Во-первых, мы можем наблюдать качественные перемены на культурном уровне, структурированные вокруг публичной доступности сетевых компьютеров. Подобное изменение конфигурации можно охарактеризовать «общей логикой», возникшей после краха «пузыря доткомов» и проявившей себя в «инвестиционных решениях» и «потребительском выборе» (Perez, 2009, 14). Данную логику можно охарактеризовать как сдвиг в сторону платформ социальных сетей и бизнес-моделей, основанных на Web 2.0 (O’Reilly, 2005). К их числу можно отнести Google (1998; IPO 2004), Skype (2003), Facebook (2004), Twitter (2006), Tumblr (2007), Airbnb (2008), TaskRabbit (2008), Uber (2009), WhatsApp (2010) и Instagram (2010). С этой точки зрения, с которой открывается весьма широкая перспектива, можно сказать, что 2000-е годы ознаменовали закат культурной логики телевидения (или массмедиа в целом) и появление культурной логики Интернета (или социальных сетей) – может, к лучшему, а может, и к худшему.

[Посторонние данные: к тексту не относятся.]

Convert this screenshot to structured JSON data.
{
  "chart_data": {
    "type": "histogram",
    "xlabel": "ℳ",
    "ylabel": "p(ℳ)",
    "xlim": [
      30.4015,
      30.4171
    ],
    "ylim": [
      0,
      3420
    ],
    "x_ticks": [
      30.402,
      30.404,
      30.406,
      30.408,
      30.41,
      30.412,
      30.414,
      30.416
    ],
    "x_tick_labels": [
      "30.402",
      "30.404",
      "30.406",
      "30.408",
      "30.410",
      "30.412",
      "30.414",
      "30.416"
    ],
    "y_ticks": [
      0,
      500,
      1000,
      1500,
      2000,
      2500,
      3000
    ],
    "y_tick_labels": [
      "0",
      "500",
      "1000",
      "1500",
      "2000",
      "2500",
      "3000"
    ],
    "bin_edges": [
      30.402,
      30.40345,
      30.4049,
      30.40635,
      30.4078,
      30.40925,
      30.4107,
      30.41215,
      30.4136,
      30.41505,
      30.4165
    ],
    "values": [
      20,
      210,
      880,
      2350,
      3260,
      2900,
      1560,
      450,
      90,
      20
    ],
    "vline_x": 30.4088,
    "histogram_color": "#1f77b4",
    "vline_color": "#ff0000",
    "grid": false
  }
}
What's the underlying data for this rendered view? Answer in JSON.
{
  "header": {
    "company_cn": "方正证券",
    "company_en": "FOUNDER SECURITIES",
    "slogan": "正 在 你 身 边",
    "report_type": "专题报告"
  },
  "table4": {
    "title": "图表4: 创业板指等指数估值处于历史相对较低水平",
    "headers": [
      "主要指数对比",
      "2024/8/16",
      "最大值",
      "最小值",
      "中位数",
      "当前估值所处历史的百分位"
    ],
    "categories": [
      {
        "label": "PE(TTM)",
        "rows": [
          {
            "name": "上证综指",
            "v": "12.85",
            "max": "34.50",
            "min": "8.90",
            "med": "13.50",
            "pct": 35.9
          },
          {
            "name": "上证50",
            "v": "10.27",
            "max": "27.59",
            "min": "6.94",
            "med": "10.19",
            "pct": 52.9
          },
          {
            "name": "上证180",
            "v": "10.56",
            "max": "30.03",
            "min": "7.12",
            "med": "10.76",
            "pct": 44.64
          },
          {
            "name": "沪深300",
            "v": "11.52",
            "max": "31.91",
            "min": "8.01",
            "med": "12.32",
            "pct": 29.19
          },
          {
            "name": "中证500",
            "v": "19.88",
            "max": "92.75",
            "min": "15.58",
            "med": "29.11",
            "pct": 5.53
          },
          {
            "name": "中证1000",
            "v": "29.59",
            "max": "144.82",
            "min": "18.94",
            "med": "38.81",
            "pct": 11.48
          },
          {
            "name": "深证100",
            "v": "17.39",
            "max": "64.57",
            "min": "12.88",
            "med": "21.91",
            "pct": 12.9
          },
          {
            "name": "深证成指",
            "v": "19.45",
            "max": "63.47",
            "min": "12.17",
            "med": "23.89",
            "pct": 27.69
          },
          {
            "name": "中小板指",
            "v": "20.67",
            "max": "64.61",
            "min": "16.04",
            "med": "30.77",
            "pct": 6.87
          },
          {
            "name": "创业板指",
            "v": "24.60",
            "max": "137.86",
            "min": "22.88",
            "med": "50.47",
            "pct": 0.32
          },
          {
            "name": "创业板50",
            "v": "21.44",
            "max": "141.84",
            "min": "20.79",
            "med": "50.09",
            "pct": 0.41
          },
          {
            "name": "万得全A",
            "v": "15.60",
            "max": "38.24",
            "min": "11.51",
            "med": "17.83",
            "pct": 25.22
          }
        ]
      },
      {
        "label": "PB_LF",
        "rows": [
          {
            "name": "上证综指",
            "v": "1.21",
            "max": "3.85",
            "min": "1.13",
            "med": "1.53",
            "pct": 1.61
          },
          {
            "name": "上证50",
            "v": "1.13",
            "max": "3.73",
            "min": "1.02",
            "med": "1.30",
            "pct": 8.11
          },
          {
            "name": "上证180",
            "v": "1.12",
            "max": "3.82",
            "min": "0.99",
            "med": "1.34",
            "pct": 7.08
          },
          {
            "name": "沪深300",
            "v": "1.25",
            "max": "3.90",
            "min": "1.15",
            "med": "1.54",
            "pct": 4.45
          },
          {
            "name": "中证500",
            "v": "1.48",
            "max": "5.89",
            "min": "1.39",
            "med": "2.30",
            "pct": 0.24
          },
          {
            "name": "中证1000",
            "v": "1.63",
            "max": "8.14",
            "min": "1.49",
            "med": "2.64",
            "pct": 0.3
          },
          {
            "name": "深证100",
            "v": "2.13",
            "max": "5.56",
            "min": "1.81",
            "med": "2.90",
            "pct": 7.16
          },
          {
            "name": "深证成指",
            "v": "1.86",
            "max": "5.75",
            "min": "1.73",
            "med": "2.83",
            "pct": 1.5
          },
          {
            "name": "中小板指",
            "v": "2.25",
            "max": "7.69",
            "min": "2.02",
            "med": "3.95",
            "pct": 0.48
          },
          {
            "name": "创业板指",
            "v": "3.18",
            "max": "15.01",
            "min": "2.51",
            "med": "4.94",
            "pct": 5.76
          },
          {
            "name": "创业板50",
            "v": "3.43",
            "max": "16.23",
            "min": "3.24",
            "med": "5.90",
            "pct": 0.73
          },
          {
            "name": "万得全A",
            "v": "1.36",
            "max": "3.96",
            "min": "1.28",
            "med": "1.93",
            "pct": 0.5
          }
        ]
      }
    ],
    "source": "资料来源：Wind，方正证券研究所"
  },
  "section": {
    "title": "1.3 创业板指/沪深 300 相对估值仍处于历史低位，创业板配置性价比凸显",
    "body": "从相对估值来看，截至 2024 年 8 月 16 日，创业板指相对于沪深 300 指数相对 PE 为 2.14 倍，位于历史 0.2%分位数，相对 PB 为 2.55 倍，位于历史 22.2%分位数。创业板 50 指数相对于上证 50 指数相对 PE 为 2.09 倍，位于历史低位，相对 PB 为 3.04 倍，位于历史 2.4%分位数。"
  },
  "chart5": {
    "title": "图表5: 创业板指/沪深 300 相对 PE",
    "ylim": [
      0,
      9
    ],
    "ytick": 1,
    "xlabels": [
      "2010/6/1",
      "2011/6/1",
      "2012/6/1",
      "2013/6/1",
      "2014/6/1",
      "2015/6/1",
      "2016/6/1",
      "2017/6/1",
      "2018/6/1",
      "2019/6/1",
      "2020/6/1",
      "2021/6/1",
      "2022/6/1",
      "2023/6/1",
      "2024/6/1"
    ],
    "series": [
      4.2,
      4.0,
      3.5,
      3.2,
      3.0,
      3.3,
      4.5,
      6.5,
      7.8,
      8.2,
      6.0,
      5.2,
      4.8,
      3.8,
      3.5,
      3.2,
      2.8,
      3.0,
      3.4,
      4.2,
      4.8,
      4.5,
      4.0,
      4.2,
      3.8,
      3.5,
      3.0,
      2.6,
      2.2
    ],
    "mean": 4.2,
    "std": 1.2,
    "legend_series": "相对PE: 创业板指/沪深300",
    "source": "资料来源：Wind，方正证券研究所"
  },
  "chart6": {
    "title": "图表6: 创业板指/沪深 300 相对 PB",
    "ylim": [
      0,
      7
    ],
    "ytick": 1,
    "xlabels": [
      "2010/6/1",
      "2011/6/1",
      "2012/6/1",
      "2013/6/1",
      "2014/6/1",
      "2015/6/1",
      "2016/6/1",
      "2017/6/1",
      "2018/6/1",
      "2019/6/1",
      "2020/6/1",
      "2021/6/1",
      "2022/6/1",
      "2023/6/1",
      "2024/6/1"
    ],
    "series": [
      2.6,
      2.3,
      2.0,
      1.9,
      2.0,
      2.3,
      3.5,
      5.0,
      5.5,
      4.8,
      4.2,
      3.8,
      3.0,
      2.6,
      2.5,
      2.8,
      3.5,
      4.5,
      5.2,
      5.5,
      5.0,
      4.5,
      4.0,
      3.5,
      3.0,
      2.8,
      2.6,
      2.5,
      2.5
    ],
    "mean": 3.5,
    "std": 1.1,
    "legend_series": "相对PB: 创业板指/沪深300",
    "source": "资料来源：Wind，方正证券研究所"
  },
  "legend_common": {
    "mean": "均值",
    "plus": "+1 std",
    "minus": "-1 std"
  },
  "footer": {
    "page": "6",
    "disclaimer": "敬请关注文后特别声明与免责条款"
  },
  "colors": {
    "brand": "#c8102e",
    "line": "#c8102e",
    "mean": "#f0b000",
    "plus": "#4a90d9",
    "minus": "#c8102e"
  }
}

Во-вторых, на уровне производительных сил мы можем наблюдать, что цифровые навыки и инструменты, равно как и нематериальные либо созидательные формы труда, ассоциирующиеся с сетевой культурой Интернета, сегодня более не ограничиваются главным образом сайтами бизнес-структур или правительств, а массово распространяются на все общество, обусловливая четвертый технологический прыжок производительных сил капитализма. Наряду с Джеймисоном и, кстати говоря, Манделем (которого цитирует тот же Джеймисон (Jameson, 1991 [1984], 120; Джеймисон, 2019, 280), мы утверждаем, что данный прыжок можно уподобить переходу от парового котла – двигателя «внешнего» сгорания, стоявшего у истоков первого «квантового прыжка» капитализма в 1840-х годах, – до двигателей внутреннего сгорания, обеспечивших начиная с 1890-х годов второй прыжок (вместе с электричеством). Аналогичным образом сегодня мы можем наблюдать переход от компьютеров, специфических для определенных производственных задач (в силу их больших размеров и дороговизны), обеспечивших начиная с 1940-х годов третий «квантовый прыжок» в поздний капитализм (вместе с ядерной энергетикой), к персональным компьютерам (в отличие от своих предшественников относительно маленьким и недорогим), постепенно подготавливающий толчок для четвертого, пока еще не до конца выкристаллизовавшегося прыжка капитализма, начавшегося в конце 1990-х и продолжающегося по сей день (в потенциале вместе с возобновляемыми источниками энергии).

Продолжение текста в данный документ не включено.